Will G Hopkins PhD, Physiology and Physical Education, University of Otago, Dunedin 9001, New Zealand. Email: will.hopkins=AT=otago.ac.nz. Sportscience 4(2), sportsci.org/jour/0002/inbrief.html#limits, 2000 (423 words)

    A writer (Kurt Kleiner) preparing an article for an Olympics issue of New Scientist contacted me recently about limits to world records. I flicked his inquiry and my comments to the Sportscience mailing list for further comment. The full text of the inquiry and the responses are linked here. Below is a summary for the contributors, with a link to their responses. See also the article by Kurt at the New Scientist website. In summary: some people say the running records are leveling off; others aren't so sure.

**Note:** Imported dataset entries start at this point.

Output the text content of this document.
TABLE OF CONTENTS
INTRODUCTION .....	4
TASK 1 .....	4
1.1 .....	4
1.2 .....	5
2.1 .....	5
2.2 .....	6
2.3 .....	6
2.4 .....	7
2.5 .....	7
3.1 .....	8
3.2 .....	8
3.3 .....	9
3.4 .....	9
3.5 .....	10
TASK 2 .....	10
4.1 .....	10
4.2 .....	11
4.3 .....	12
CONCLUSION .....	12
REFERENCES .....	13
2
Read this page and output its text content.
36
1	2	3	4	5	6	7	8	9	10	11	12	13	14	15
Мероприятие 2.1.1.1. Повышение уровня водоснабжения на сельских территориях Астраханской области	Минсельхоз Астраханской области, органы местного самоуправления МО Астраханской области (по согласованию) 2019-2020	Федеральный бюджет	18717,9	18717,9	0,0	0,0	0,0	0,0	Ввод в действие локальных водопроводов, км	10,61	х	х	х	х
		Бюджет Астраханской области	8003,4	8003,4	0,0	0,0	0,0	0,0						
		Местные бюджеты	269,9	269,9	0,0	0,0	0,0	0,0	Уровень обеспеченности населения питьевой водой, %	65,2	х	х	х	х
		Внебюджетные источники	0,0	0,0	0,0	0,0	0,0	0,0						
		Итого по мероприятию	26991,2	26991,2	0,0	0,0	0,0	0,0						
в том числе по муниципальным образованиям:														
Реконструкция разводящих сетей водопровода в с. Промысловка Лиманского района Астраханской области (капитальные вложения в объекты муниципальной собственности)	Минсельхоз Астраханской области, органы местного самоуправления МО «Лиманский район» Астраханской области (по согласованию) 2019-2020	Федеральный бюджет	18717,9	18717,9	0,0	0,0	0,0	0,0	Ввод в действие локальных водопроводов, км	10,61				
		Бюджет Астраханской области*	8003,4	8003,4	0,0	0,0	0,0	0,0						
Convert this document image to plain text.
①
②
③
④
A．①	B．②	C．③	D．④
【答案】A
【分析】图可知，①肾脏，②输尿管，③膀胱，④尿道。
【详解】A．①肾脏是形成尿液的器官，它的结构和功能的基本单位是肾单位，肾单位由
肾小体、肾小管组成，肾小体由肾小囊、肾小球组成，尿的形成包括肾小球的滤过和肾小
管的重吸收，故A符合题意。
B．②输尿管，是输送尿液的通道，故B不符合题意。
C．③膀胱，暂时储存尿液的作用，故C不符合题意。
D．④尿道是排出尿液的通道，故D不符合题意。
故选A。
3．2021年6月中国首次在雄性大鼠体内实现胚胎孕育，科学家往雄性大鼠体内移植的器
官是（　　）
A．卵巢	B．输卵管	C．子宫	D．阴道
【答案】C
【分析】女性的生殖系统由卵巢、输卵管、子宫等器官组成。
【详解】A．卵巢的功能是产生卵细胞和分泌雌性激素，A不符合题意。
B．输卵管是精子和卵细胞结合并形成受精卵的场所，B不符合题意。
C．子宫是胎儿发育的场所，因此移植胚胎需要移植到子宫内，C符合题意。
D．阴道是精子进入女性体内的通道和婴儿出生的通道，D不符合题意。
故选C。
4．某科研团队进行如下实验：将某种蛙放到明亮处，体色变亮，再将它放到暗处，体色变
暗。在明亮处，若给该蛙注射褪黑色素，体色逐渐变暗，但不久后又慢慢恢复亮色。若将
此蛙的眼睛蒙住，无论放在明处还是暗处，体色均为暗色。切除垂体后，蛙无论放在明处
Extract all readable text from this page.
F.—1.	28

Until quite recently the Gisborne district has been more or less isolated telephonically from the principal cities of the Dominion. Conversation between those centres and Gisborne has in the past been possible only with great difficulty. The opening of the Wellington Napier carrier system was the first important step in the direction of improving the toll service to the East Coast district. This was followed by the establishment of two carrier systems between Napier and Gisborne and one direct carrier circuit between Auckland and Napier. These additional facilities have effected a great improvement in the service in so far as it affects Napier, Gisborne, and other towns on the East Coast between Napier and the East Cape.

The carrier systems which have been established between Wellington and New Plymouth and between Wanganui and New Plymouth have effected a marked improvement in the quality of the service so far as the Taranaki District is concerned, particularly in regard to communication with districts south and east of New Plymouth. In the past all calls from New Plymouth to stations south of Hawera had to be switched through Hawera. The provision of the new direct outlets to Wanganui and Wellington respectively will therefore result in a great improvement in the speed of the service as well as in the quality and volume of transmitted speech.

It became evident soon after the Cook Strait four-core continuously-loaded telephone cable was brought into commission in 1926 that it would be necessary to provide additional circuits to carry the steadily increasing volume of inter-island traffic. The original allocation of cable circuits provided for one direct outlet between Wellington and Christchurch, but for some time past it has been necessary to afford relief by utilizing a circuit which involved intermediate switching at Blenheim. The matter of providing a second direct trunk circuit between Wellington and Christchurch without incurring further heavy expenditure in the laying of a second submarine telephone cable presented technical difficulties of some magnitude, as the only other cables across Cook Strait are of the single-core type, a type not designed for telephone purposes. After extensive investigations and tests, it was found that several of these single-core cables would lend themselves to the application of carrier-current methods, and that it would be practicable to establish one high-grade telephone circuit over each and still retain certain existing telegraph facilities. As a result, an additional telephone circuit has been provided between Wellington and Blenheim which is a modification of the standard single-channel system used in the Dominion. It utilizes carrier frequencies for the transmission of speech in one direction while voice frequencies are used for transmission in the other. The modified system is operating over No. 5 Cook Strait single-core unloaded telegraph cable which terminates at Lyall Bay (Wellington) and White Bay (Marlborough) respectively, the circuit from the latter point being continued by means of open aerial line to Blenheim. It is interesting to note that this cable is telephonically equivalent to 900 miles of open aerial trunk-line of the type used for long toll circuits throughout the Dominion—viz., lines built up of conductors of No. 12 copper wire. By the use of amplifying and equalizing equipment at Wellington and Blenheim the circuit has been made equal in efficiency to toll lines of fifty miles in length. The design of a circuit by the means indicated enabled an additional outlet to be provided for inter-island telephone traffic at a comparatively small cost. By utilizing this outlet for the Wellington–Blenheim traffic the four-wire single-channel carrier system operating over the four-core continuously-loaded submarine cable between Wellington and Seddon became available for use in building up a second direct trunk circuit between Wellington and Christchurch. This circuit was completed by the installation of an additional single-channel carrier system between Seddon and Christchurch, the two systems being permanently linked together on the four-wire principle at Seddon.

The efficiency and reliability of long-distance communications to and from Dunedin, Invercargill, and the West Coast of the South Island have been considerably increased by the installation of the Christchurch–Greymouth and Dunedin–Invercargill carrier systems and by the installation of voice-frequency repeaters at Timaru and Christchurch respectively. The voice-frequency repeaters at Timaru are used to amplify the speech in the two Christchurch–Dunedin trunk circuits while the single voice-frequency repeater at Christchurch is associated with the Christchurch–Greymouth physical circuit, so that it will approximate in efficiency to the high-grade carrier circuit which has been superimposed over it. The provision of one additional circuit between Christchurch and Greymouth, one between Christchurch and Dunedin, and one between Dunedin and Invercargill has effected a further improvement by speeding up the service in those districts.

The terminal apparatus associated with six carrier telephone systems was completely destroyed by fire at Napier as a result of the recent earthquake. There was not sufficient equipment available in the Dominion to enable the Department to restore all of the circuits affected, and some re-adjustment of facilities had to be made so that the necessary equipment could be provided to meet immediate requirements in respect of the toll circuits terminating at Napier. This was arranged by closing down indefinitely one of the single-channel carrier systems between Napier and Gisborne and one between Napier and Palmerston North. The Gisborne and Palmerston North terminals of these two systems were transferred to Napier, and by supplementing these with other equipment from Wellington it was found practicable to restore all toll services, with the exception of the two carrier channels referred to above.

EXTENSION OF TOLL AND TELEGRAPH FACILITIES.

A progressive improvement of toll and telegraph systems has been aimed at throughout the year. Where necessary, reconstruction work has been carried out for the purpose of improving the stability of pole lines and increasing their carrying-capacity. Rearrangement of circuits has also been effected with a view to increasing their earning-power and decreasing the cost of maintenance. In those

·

    Will Hopkins thought that the differences between training and nutrition programs accounted for only a few percent. He thought that more people competing would lead to better records for purely statistical reasons. He also suggested eugenics arising from breeding between top athletes will lead to genetically superior athletes. He thought (wrongly?) performances were plateauing now. There haven't been big gains associated with drug use, so he suggested that top athletes tend not to use the drugs (too much to lose), or that top athletes might get less benefit anyway.
    Stephen Seiler had data on progression of records. In the last 50 years, improvements per decade have been approximately: sprinting, 1%; distance running, 1.5%; jumping, 2-3%; pole vaulting, 5%; swimming, 5%; skiing, 10%. According to Stephen, the increases show no sign of leveling off, even for sprinting. [But female times have pretty-much leveled off: see Stephen's article on the gender gap.] Introduction of drug testing appears to have made no difference [for the males, but it may have stopped females getting faster]. Reasons for the increase: technology, especially for transportation sports; more extreme outliers with increased participation; interbreeding of athletes; individualized training; drugs? For endurance events there is headroom in theory for ~10% improvement, if one individual had current best values of maximum oxygen consumption, anaerobic threshold, and exercise efficiency.
    Michael Green wondered if we would need to measure performances to an extra decimal place, as performances plateau.
    Frank Katch called our attention to a recent article in Scientific American, in which the authors suggested that manipulation of gene expression in muscles could produce superfast sprinters.
    Dan Wagman expressed regret that gene doping might stop us from ever knowing what our natural physiological limits are. He wondered whether sport psychologists will need to specialize in sport performance dehancement strategies, to help stop gene-doped athletes giving the game away.
    Will Hopkins commented on the paper in Scientific American. He noted that blood volume was more important than proportion of muscle-fiber type as a determinant of endurance performance. He was critical of the parallel the authors drew between detraining in previous sedentaries and tapering in elite sprinters. He was doubtful that turning on the expression of superfast Type IIb myosin in human muscles would lead to enhanced sprint performance, especially if top sprinters already have an optimum mix of Type IIa and IIx myosin.